Micromagnetic simulations

We analyze the magnetization dynamics of the Landau-Lifshitz-Gilbert (LLG) equation using the micromagnetic simulator mumax³ ⁶¹. The LLG equation for the magnetization M(x, t) yields

$$\begin{array}{l}{\partial }_{t}{{{\bf{M}}}}({{{\bf{x}}}},t)\,=\,-\frac{\gamma {\mu }_{0}}{1+{\alpha }^{2}}{{{\bf{M}}}}\times {{{{\bf{H}}}}}_{{{{\rm{eff}}}}}\\\qquad\qquad\qquad-\frac{\alpha \gamma {\mu }_{0}}{{M}_{s}(1+{\alpha }^{2})}{{{\bf{M}}}}\times \left({{{\bf{M}}}}\times {{{{\bf{H}}}}}_{{{{\rm{eff}}}}}\right)\\\qquad\qquad\qquad+\,\frac{\hslash P\gamma }{4{M}_{s}^{2}eD}J({{{\bf{x}}}},t){{{\bf{M}}}}\times \left({{{\bf{M}}}}\times {{{{\bf{m}}}}}_{{{{\rm{f}}}}}\right).\end{array}$$

(10)

In the micromagnetic simulations, we analyze Eq. (10) with the effective magnetic field H_eff = H_ext + H_demag + H_exch consists of the external field, demagnetization, and the exchange interaction. The concrete form of each term is

$${{{{\bf{H}}}}}_{{{{\rm{eff}}}}}={{{{\bf{H}}}}}_{{{{\rm{ext}}}}}+{{{{\bf{H}}}}}_{{{{\rm{demag}}}}}+{{{{\bf{H}}}}}_{{{{\rm{exch}}}}},$$

(11)

$${{{{\bf{H}}}}}_{{{{\rm{ext}}}}}={H}_{0}{{{{\bf{e}}}}}_{z}$$

(12)

$${{{{\bf{H}}}}}_{{{{\rm{ms}}}}}=-\frac{1}{4\pi }\int\nabla \nabla \frac{{\bf{M}}({\bf{x}}^{\prime})}{| {{{\bf{x}}}}-{{{{\bf{x}}}}}^{{\prime}}|}d{{{{\bf{x}}}}}^{{\prime}}$$

(13)

$${{{{\bf{H}}}}}_{{{{\rm{exch}}}}}=\frac{2{A}_{{{{\rm{ex}}}}}}{{\mu }_{0}{M}_{s}}\Delta {{{\bf{M}}}},$$

(14)

where H_ext is the external magnetic field, H_ms is the magnetostatic interaction, and H_exch is the exchange interaction with the exchange parameter A_ex. The spin waves are driven by Slonczewski spin-transfer torque⁶², which is described by the last term of Eq. (10). The driving term is proportional to the DC current, namely, J(x, t) = j_i(t) at the ith nanocontact and J(x, t) = 0 other regions.

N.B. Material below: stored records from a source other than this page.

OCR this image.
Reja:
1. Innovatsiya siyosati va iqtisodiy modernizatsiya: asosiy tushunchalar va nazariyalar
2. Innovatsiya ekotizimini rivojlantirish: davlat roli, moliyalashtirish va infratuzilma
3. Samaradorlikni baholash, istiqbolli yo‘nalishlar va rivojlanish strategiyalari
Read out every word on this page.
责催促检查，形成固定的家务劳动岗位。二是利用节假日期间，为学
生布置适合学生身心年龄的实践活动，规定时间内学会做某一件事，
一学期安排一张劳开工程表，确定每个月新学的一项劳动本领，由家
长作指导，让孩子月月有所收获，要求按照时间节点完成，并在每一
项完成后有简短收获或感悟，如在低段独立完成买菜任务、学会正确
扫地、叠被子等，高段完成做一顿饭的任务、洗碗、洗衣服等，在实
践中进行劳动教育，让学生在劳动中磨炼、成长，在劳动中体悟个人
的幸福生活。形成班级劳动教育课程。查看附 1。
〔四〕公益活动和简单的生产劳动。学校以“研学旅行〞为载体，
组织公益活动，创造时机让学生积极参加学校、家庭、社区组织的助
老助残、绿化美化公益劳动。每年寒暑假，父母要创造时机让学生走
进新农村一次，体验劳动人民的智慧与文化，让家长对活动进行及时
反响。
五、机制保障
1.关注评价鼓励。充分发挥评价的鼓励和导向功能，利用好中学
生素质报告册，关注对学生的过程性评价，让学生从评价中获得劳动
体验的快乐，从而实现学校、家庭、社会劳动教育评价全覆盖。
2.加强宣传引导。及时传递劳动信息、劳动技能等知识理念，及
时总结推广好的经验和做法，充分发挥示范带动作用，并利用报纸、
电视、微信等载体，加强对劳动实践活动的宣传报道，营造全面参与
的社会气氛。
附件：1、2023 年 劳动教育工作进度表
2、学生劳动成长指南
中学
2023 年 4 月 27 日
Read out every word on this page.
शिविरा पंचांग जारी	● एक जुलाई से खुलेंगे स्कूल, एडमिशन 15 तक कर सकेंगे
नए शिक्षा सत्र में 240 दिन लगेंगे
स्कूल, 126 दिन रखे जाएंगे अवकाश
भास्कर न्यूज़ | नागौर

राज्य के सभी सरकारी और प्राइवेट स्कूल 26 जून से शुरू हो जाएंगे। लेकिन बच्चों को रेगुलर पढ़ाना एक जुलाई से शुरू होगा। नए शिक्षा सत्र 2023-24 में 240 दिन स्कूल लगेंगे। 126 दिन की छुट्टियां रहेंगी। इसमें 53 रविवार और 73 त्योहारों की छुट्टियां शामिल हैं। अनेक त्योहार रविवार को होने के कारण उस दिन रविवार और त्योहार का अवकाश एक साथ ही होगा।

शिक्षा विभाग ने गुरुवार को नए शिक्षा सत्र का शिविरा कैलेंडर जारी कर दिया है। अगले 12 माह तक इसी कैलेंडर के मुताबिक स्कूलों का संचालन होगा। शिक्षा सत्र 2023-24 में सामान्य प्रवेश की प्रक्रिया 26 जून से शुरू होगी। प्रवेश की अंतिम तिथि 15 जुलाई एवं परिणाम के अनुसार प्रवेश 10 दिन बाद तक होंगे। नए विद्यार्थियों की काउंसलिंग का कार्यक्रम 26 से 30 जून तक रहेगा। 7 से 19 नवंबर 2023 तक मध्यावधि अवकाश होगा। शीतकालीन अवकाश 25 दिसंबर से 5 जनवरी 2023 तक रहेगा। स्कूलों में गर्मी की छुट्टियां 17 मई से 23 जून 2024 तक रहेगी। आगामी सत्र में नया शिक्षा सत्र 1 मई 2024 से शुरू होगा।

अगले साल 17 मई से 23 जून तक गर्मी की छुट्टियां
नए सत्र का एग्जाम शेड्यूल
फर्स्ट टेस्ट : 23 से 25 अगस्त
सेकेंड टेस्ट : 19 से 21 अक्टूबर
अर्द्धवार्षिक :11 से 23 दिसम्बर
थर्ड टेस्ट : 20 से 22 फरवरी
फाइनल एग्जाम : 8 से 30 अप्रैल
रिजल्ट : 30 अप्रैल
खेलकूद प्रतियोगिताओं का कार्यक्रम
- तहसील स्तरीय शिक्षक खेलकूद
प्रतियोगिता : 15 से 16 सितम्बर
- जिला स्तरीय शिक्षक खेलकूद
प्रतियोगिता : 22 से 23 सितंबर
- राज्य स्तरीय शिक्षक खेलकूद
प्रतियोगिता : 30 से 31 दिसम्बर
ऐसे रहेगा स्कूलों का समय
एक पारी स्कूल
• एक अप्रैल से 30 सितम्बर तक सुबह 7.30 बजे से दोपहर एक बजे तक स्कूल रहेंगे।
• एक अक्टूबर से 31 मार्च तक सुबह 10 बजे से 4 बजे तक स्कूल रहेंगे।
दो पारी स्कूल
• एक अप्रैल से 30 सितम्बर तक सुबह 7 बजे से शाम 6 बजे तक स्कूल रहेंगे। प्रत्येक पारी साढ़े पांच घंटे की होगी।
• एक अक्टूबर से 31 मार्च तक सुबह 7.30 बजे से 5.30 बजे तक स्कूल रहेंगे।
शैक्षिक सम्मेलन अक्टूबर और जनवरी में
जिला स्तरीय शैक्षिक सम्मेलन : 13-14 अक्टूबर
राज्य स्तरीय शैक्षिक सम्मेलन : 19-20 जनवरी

Parameters in the micromagnetics simulations are chosen as follows: The number of mesh points is 200 in the x and y directions, and 1 in the z direction. We consider Co₂MnSi Heusler alloy ferromagnet, which has a low Gilbert damping and high spin polarization with the parameter A_ex = 23.5 pJ/m, M_s = 1000 kA/m, and α = 5 × 10⁻⁴ ^{51,52,53,63,64}. Out-of-plane magnetic field μ₀H₀ = 1.5 T is applied so that magnetization is pointing out-of-plane. The spin-polarized current field is included by the Slonczewski model⁶² with polarization parameter P = 1 and spin torque asymmetry parameter λ = 1 with the reduced Planck constant ℏ and the charge of an electron e. The uniform fixed layer magnetization is m_f = e_x. We use absorbing boundary layers for spin waves to ensure the magnetization vanishes at the boundary of the system⁶⁵. We set the initial magnetization as m = e_z. The magnetization dynamics is updated by the fourth-order Runge-Kutta method (RK45) under adaptive time-stepping with the maximum error set to be 10⁻⁷.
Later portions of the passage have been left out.